Sur ces chemins varois, on goûte intimement la joie de la communion. On part en tant que père, lourd de ses responsabilités familiales et professionnelles, et l’on se découvre fils d’un même Père, et frère d'une multitude. Didier, un retraité de 68 ans installé dans le Lot-et-Garonne, père de quatre enfants et grand-père de neuf petits-enfants, y revient chaque année pour vivre cette expérience de cordée spirituelle : "Quand on marche pendant 40 kilomètres, l’effort est grand, mais on est porté par les autres hommes. On se confie, on partage des situations parfois très douloureuses. On prie les uns pour les autres." Dans ce climat de confiance unique, la parole se libère entre hommes, loin des jugements. Les fardeaux partagés deviennent plus légers, et les joies s’en trouvent démultipliées. 

Dans ma tête, on allait mettre des gris-gris.
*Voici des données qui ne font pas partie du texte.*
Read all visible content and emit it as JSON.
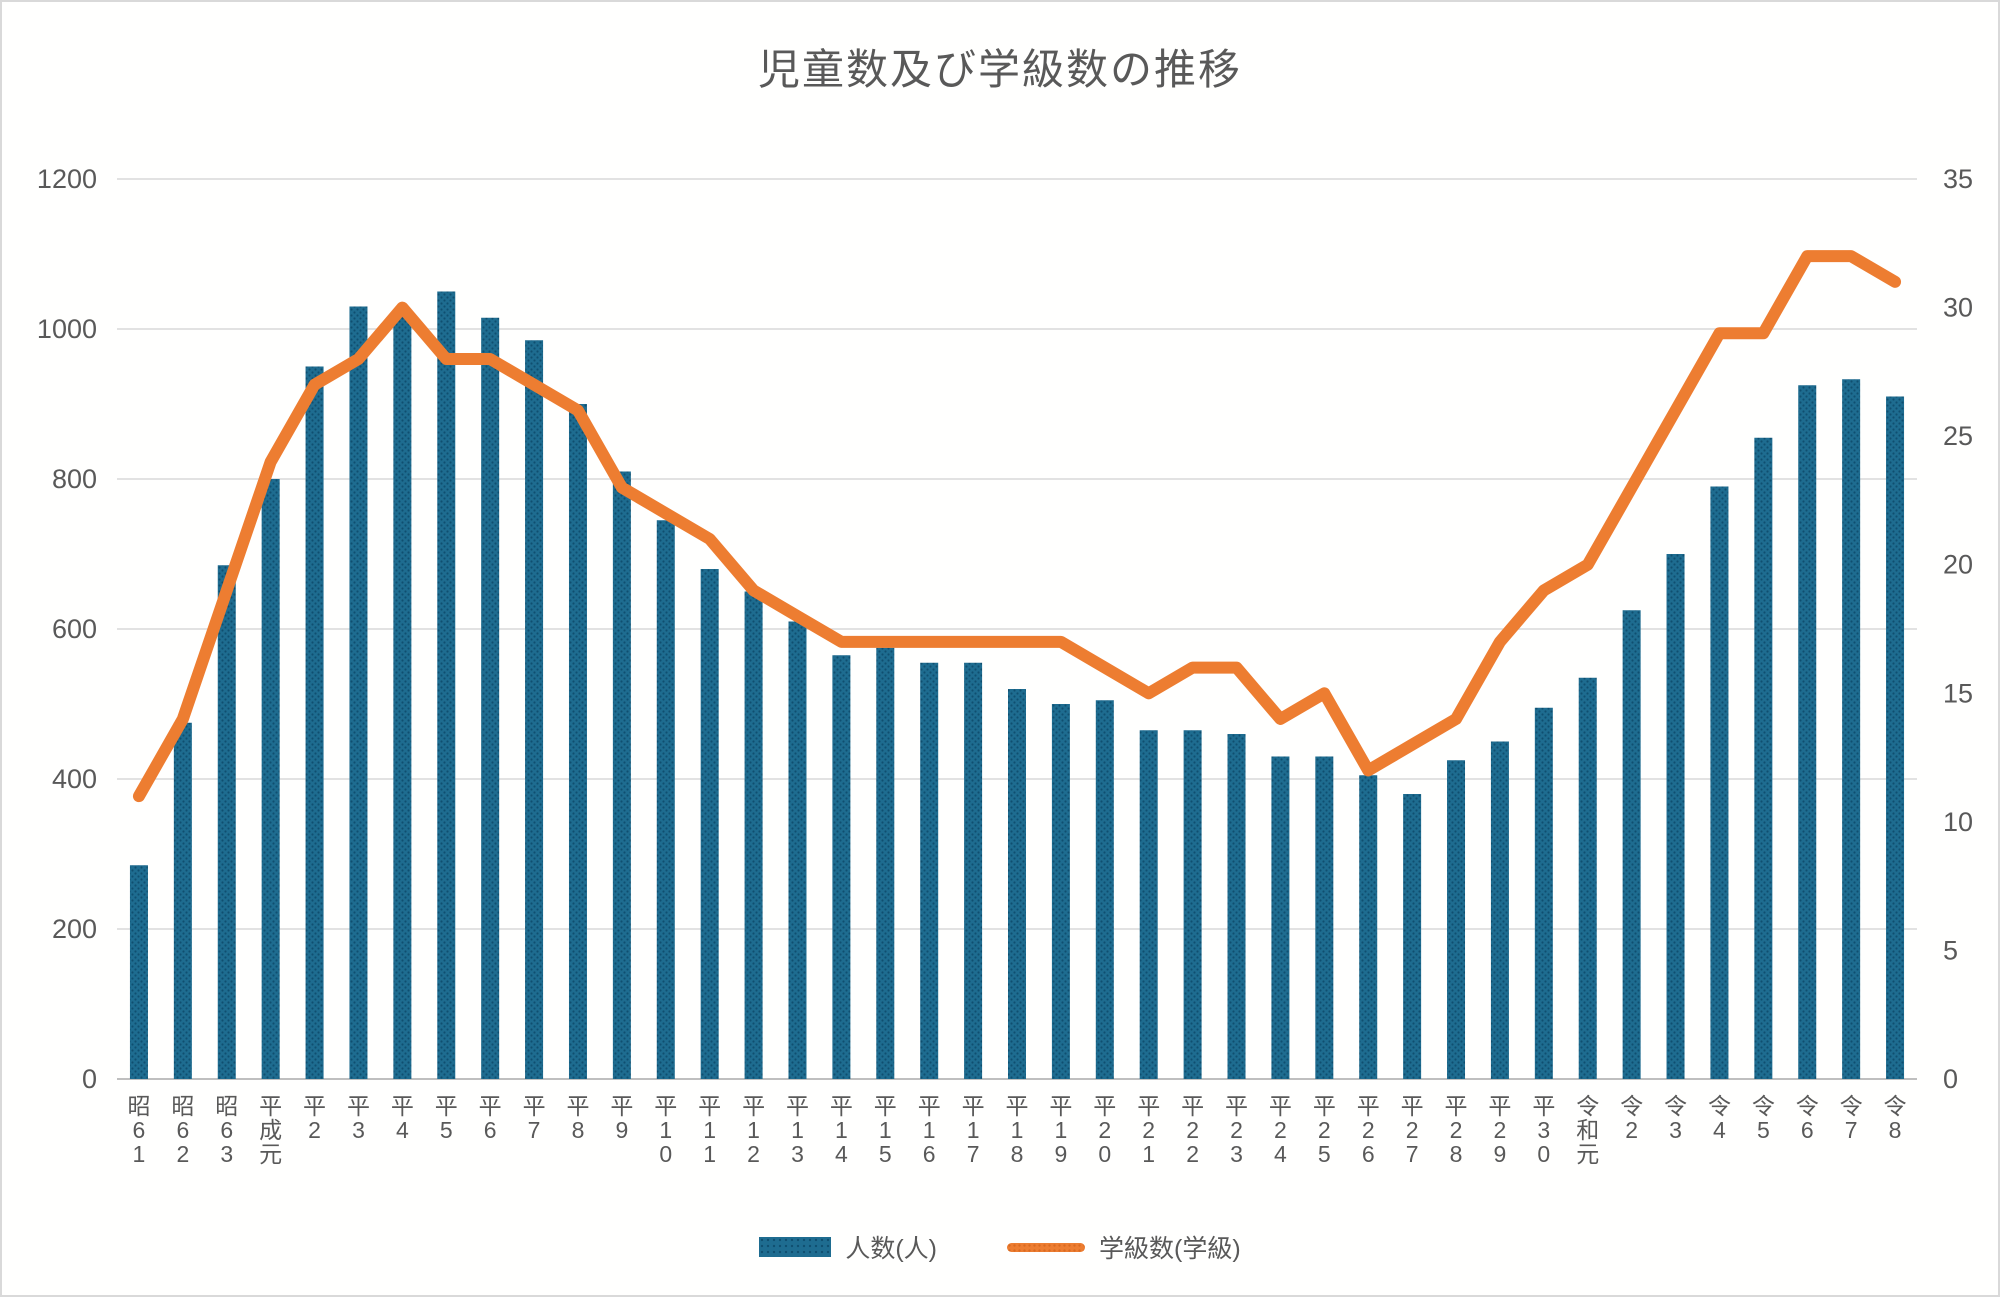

Vincent, directeur commercial de 52 ans, en sait quelque chose. Après cinq ans d’un mariage douloureusement marqué par l’infertilité, sa femme l'entraîne à Cotignac, un lieu dont il ignorait tout. "Dans ma tête, on allait mettre des gris-gris", s’amuse-t-il aujourd’hui. Touché par la paix des sanctuaires, il formule une prière sincère. Neuf mois plus tard, sa fille Marie voyait le jour. Reconnaissant, il s’est promis d’y retourner chaque année. 

Le sens du détail (et l'humour) de saint Joseph

Didier, lors de son pèlerinage, lui avait écrit une lettre minutieuse pour trouver la maison de sa retraite, listant la proximité du village, la taille idéale pour accueillir sa famille… Il l'a trouvée un mois plus tard, au millimètre près. S’il est un enseignement que les habitués de Cotignac transmettent volontiers aux nouveaux venus, c’est d’être précis dans les lettres de requêtes déposées. Saint Joseph a le sens du détail, et son intercession peut s’avérer redoutablement littérale. 

Thomas

Thomas, infirmier de 44 ans et père de six enfants, en témoigne avec humour. En 2023, terrassé par un AVC quelques mois plus tôt et souffrant depuis plusieurs années avec sa femme de ne pas pouvoir accueillir un cinquième enfant, il arrive à Cotignac en confiant sa volonté de remonter la pente après une année douloureuse. Manquant un peu de rigueur dans sa formulation, il demande simplement à saint Joseph "d’être père une dernière fois". Le soir même de son retour, son épouse tombait enceinte... de jumeaux ! "C’est le petit clin Dieu de Joseph, en rit-il encore. Je n'avais pas été très précis, j'ai été rappelé à l'ordre !". 

Qu’il s'agisse de berceaux remplis, de guérisons intérieures après la maladie ou de la grâce de l’abandon, le “pélé des pères” demeure, 50 ans après sa fondation, cette source intarissable où les hommes viennent puiser le courage d’aimer et de servir. Ils y arrivent parfois le cœur lourd ; ils en repartent bien souvent rappelés à une vérité plus fondamentale : avant d’être pères, ils sont d’abord des fils aimés de Dieu.